SINIX is a discontinued variant of the Unix operating system from Siemens Nixdorf Informationssysteme. SINIX supersedes SIRM OS and Pyramid Technology's DC/OSx. Following X/Open's acceptance that its requirements for the use of the UNIX trademark were met, version 5.44 and subsequent releases were published as Reliant UNIX by Fujitsu Siemens Computers.

==Features==
In some versions of SINIX (5.2x) the user could emulate the behaviour of a number of different versions of Unix (known as universes). These included System V.3, System III or BSD. Each universe had its own command set, libraries and header files.

==Xenix-based SINIX==
The original SINIX was a modified version of Xenix and ran on Intel 80186 processors.
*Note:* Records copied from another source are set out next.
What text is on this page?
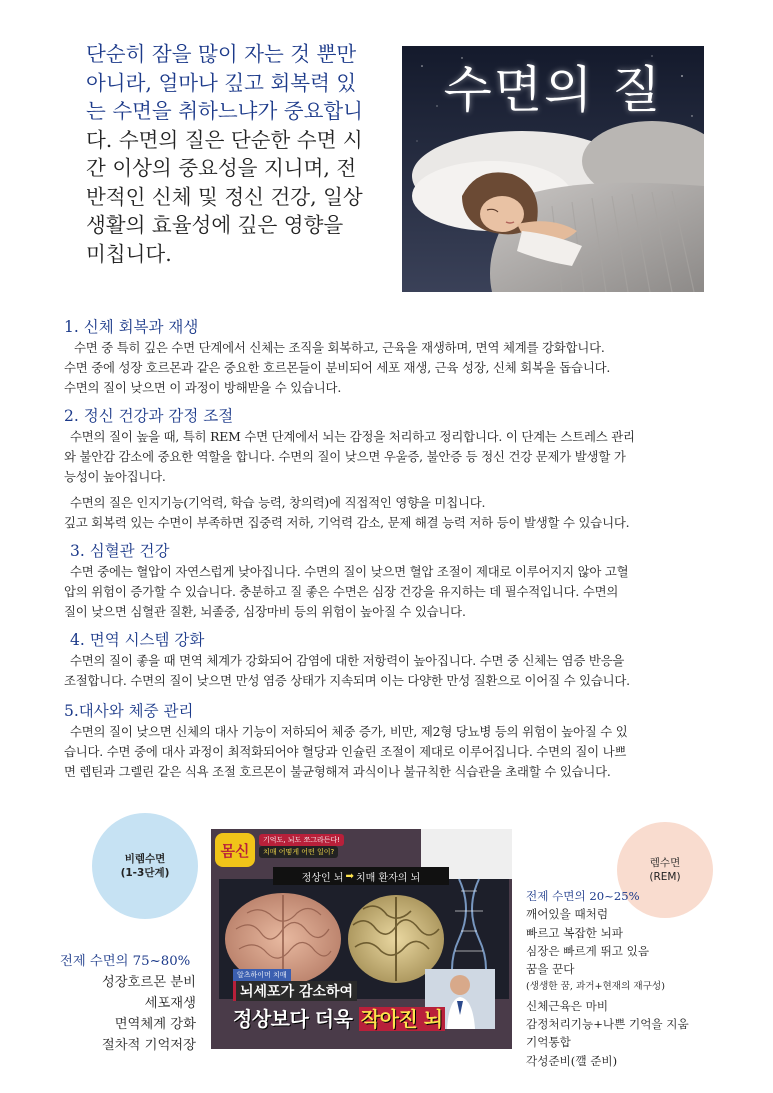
단순히 잠을 많이 자는 것 뿐만
아니라, 얼마나 깊고 회복력 있
는 수면을 취하느냐가 중요합니
다. 수면의 질은 단순한 수면 시
간 이상의 중요성을 지니며, 전
반적인 신체 및 정신 건강, 일상
생활의 효율성에 깊은 영향을
미칩니다.
수면의 질
1. 신체 회복과 재생

수면 중 특히 깊은 수면 단계에서 신체는 조직을 회복하고, 근육을 재생하며, 면역 체계를 강화합니다.
수면 중에 성장 호르몬과 같은 중요한 호르몬들이 분비되어 세포 재생, 근육 성장, 신체 회복을 돕습니다.
수면의 질이 낮으면 이 과정이 방해받을 수 있습니다.

2. 정신 건강과 감정 조절

수면의 질이 높을 때, 특히 REM 수면 단계에서 뇌는 감정을 처리하고 정리합니다. 이 단계는 스트레스 관리
와 불안감 감소에 중요한 역할을 합니다. 수면의 질이 낮으면 우울증, 불안증 등 정신 건강 문제가 발생할 가
능성이 높아집니다.

수면의 질은 인지기능(기억력, 학습 능력, 창의력)에 직접적인 영향을 미칩니다.
깊고 회복력 있는 수면이 부족하면 집중력 저하, 기억력 감소, 문제 해결 능력 저하 등이 발생할 수 있습니다.

3. 심혈관 건강

수면 중에는 혈압이 자연스럽게 낮아집니다. 수면의 질이 낮으면 혈압 조절이 제대로 이루어지지 않아 고혈
압의 위험이 증가할 수 있습니다. 충분하고 질 좋은 수면은 심장 건강을 유지하는 데 필수적입니다. 수면의
질이 낮으면 심혈관 질환, 뇌졸중, 심장마비 등의 위험이 높아질 수 있습니다.

4. 면역 시스템 강화

수면의 질이 좋을 때 면역 체계가 강화되어 감염에 대한 저항력이 높아집니다. 수면 중 신체는 염증 반응을
조절합니다. 수면의 질이 낮으면 만성 염증 상태가 지속되며 이는 다양한 만성 질환으로 이어질 수 있습니다.

5.대사와 체중 관리

수면의 질이 낮으면 신체의 대사 기능이 저하되어 체중 증가, 비만, 제2형 당뇨병 등의 위험이 높아질 수 있
습니다. 수면 중에 대사 과정이 최적화되어야 혈당과 인슐린 조절이 제대로 이루어집니다. 수면의 질이 나쁘
면 렙틴과 그렐린 같은 식욕 조절 호르몬이 불균형해져 과식이나 불규칙한 식습관을 초래할 수 있습니다.

비렘수면
(1-3단계)
전제 수면의 75~80%
성장호르몬 분비
세포재생
면역체계 강화
절차적 기억저장
몸신
기억도, 뇌도 쪼그라든다!
치매 어떻게 어떤 일이?
정상인 뇌 ➡ 치매 환자의 뇌
알츠하이머 치매
뇌세포가 감소하여
정상보다 더욱 작아진 뇌
렘수면
(REM)
전제 수면의 20~25%
깨어있을 때처럼
빠르고 복잡한 뇌파
심장은 빠르게 뛰고 있음
꿈을 꾼다
(생생한 꿈, 과거+현재의 재구성)
신체근육은 마비
감정처리기능+나쁜 기억을 지움
기억통합
각성준비(깰 준비)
For some years Siemens used the NSC-32x32 (up to Sinix 5.2x) and Intel 80486 CPUs (Sinix 5.4x - non MIPS) in their MX-Series.

==System V-based SINIX==
Later versions of SINIX based on System V were designed for the:
- SNI RM-200, RM-300, RM-400 and RM-600 servers running on the MIPS processor (SINIX-N, SINIX-O, SINIX-P, SINIX-Y)
- SNI PC-MX2, MX300-05/-10/-15/-30, Siemens MX500-75/-85 running NS320xx (SINIX-H)
- PC-MXi, MX300-45 on the Intel X86 processor (SINIX-L)
- SNI WX-200 and other IBM-compatible i386 PCs on the Intel 80386 and newer processors (SINIX-Z)

The last release under the SINIX name was version 5.43 in 1995.

==Reliant UNIX==
The last Reliant UNIX versions were registered as UNIX 95 compliant (XPG4 hard branding).

The last release of Reliant UNIX was version 5.45.